No puedo pasar sin las historias del Detective Story Magazine ni los relatos de Hal Croves. La manera que tienen esos detectives de ver el mundo desde dentro y no desde fuera. Tan distintos a esos “lógicos”, como Sherlock, que me aburren soberanamente.

Ludwig Wittgentstein, Diarios apócrifos de Cambridge (1944-1946)

Crimen sobre hielo

Hay una diferencia profunda entre la novela negra original y su variante contemporánea, especialmente la nórdica: el tratamiento dado al miedo y la violencia, tomados en aquella como elementos consustanciales a la aventura y en ésta, en cambio, manifiestos como anverso y reverso de una amenaza con la que se compromete al lector y sobre cuya mayores o menores probabilidades de cumplirse, que oscilan a lo largo del relato, se modula el suspenso. El miedo como valor, como verdad, más aun que el miedo a la verdad o el valor frente al miedo como alternativas de desarrollo: he aquí una invención del género en su transcurrir histórico por su propia transformación o actualización que tal vez no sea, teniendo en cuenta la dependencia de sus condiciones de producción de cualquier género literario, sino el modo que encontró de asimilar un profundo desencanto, el desengaño de la imaginación activa que pasa de la curiosidad y el interés por la aventura, con toda la desconfianza implícita en el acercamiento al mal y la frecuentación de los peligros, al temor y el lamento anticipado por un riesgo imposible de asumir para quien, autorizado por el pesimismo, ve en la consolidación del dominio del cinismo, la violencia, la mentira y la injusticia la irrebatible afirmación no tanto de la verdad con la que debe estar de acuerdo como de la realidad con la que debe conformarse y las confunde.
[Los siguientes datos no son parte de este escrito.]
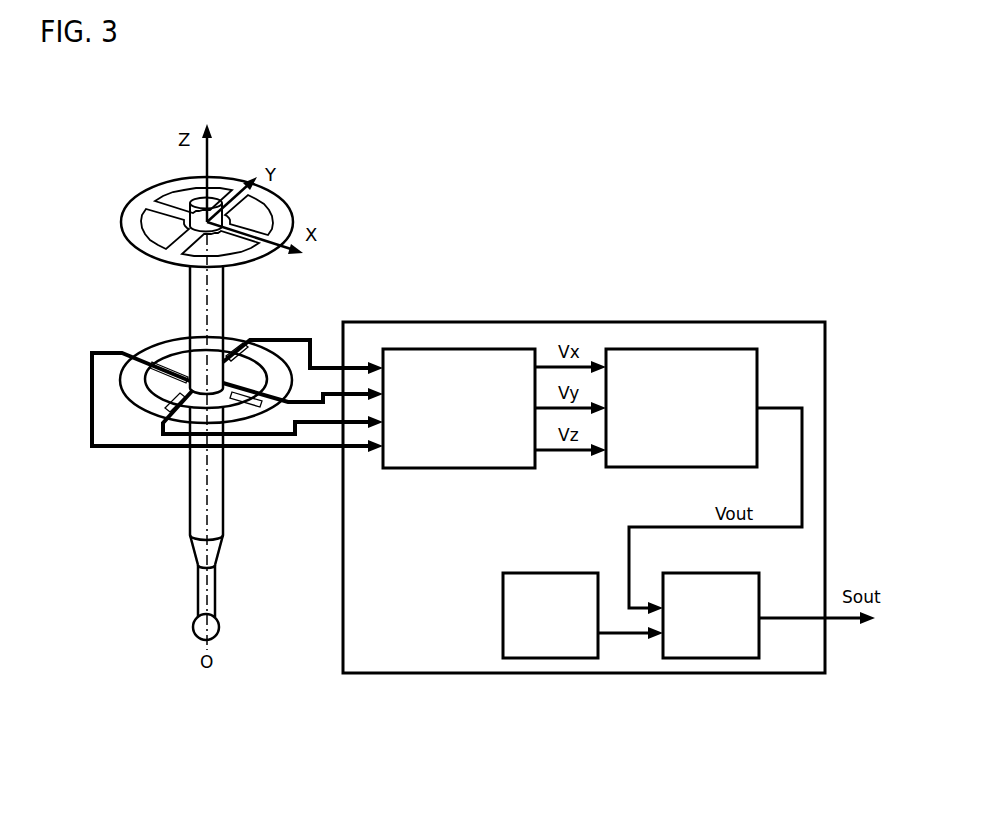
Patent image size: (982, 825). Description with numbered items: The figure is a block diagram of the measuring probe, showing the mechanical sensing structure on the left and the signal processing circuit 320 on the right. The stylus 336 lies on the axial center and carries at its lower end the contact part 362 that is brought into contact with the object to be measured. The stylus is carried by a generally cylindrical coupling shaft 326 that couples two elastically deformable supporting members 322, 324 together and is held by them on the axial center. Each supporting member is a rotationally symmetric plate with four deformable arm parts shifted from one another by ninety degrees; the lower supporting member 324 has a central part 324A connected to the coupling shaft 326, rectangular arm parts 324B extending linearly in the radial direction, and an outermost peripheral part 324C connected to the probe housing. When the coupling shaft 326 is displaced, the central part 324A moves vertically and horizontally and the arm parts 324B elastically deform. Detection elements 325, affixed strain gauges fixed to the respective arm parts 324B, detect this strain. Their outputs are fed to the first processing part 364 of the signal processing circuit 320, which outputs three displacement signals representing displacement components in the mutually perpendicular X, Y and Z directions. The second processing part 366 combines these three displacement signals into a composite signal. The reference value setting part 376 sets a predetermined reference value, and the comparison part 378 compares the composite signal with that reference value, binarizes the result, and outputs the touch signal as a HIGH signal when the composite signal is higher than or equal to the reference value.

The signal processing circuit 320 is at (477, 322).
The supporting member 322 is at (273, 211).
The supporting member 324 is at (263, 358).
The central part 324A is at (186, 378).
The arm parts 324B is at (184, 394).
The peripheral part 324C is at (198, 420).
The detection elements 325 is at (158, 356).
The coupling shaft 326 is at (217, 306).
The stylus 336 is at (264, 503).
The contact part 362 is at (221, 624).
The first processing part 364 is at (477, 419).
The second processing part 366 is at (699, 419).
The reference value setting part 376 is at (527, 574).
The comparison part 378 is at (729, 630).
Como es más contemporáneo nuestro, Kurt Wallander nos parece en principio más real que Philip Marlowe: el mundo de uno es el actual y el del otro, con sus gangsters, sus millonarios y sus rubias, nos parece una leyenda. Pero no es necesariamente el parecido con las circunstancias el mejor índice de verdad que la literatura puede procurar a sus lectores.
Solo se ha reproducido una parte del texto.